After that, you can create the block PV, PVC and the pod that uses them and verify the PV being mounted into ubuntu-vm the same way as it was done in the previous section:

kubectl apply -f examples/ubuntu-vm-rbd-block-pv.yaml

Using the persistent root filesystem

cirros-vm-persistent-rootfs-local.yaml demonstrates the use of persistent root filesystem. The most important part is the volumeDevices section in the pod's container definition:

    volumeDevices:
    - devicePath: /
      name: testpvc

Unlike the local PV example above, we can't use a file instead of a real block device, as Virtlet uses the device mapper internally which can't work with plain files. We don't need to run mkfs.ext4 this time though as Virtlet will copy the VM image over the contents of the device. Let's create a loop device to be used for the PV:

docker exec kube-node-1 dd if=/dev/zero of=/rawtest bs=1M count=1000
docker exec kube-node-1 /bin/bash -c 'ln -s $(losetup -f /rawtest --show) /dev/rootdev'

We use a symbolic link to the actual block device here so we don't need to edit the example yaml.

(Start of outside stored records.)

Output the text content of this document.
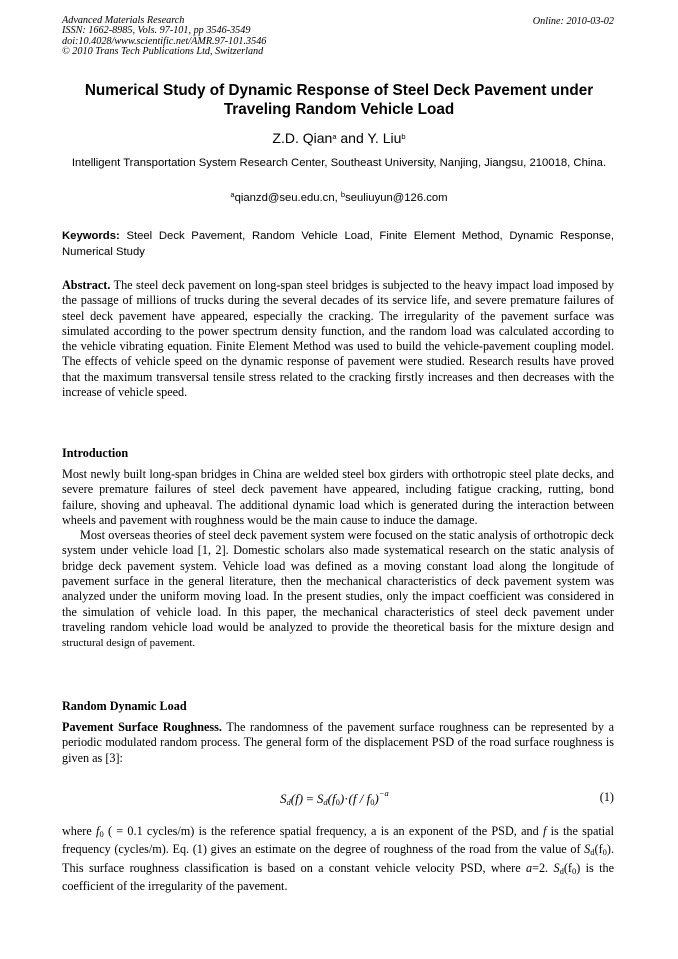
Advanced Materials Research
ISSN: 1662-8985, Vols. 97-101, pp 3546-3549
doi:10.4028/www.scientific.net/AMR.97-101.3546
© 2010 Trans Tech Publications Ltd, Switzerland
Online: 2010-03-02
Numerical Study of Dynamic Response of Steel Deck Pavement under Traveling Random Vehicle Load
Z.D. Qian$^a$ and Y. Liu$^b$
Intelligent Transportation System Research Center, Southeast University, Nanjing, Jiangsu, 210018, China.
$^a$qianzd@seu.edu.cn, $^b$seuliuyun@126.com
Keywords: Steel Deck Pavement, Random Vehicle Load, Finite Element Method, Dynamic Response, Numerical Study

Abstract. The steel deck pavement on long-span steel bridges is subjected to the heavy impact load imposed by the passage of millions of trucks during the several decades of its service life, and severe premature failures of steel deck pavement have appeared, especially the cracking. The irregularity of the pavement surface was simulated according to the power spectrum density function, and the random load was calculated according to the vehicle vibrating equation. Finite Element Method was used to build the vehicle-pavement coupling model. The effects of vehicle speed on the dynamic response of pavement were studied. Research results have proved that the maximum transversal tensile stress related to the cracking firstly increases and then decreases with the increase of vehicle speed.

Introduction

Most newly built long-span bridges in China are welded steel box girders with orthotropic steel plate decks, and severe premature failures of steel deck pavement have appeared, including fatigue cracking, rutting, bond failure, shoving and upheaval. The additional dynamic load which is generated during the interaction between wheels and pavement with roughness would be the main cause to induce the damage.

Most overseas theories of steel deck pavement system were focused on the static analysis of orthotropic deck system under vehicle load [1, 2]. Domestic scholars also made systematical research on the static analysis of bridge deck pavement system. Vehicle load was defined as a moving constant load along the longitude of pavement surface in the general literature, then the mechanical characteristics of deck pavement system was analyzed under the uniform moving load. In the present studies, only the impact coefficient was considered in the simulation of vehicle load. In this paper, the mechanical characteristics of steel deck pavement under traveling random vehicle load would be analyzed to provide the theoretical basis for the mixture design and structural design of pavement.

Random Dynamic Load

Pavement Surface Roughness. The randomness of the pavement surface roughness can be represented by a periodic modulated random process. The general form of the displacement PSD of the road surface roughness is given as [3]:

Sd(f) = Sd(f0)·(f / f0)$^{-a}$	(1)

where $f_0$ ( = 0.1 cycles/m) is the reference spatial frequency, a is an exponent of the PSD, and f is the spatial frequency (cycles/m). Eq. (1) gives an estimate on the degree of roughness of the road from the value of $S_d(f_0)$. This surface roughness classification is based on a constant vehicle velocity PSD, where a=2. $S_d(f_0)$ is the coefficient of the irregularity of the pavement.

After that, we create the PV, PVC and the pod:

kubectl apply -f examples/cirros-vm-persistent-rootfs-local.yaml

After the VM boots, we can log into it and create a file on the root filesystem:

$ virtletctl ssh cirros@cirros-vm-pl -- -i examples/vmkey
...
$ echo foo >bar.txt

Then we delete the pod, wait for it to disappear, and then re-create it:

kubectl delete pod cirros-vm-p
kubectl apply -f examples/cirros-vm-persistent-rootfs-local.yaml

After logging into the new VM pod, we see that the file is still there:

$ virtletctl ssh cirros@cirros-vm-pl -- -i examples/vmkey
...
$ cat bar.txt
foo

cirros-vm-persistent-rootfs-rbd.yaml demonstrates the use of persistent root filesystem on a Ceph RBD. To use it, you need to set up a test Ceph cluster and create a test image as described in the previous section, except that you don't have to run the Ceph test container as --privileged, don't have to mount /dev and /sys/bus into the Ceph test container and don't have to map the RBD and run mkfs.ext4 on it. You can create the PV, PVC and the pod for the example using this command:

kubectl apply -f examples/cirros-vm-persistent-rootfs-rbd.yaml

After that, you can verify that the persistent rootfs indeed works using the same approach as with local PVs, but using name cirros-vm-pr in place of cirros-vm-pl.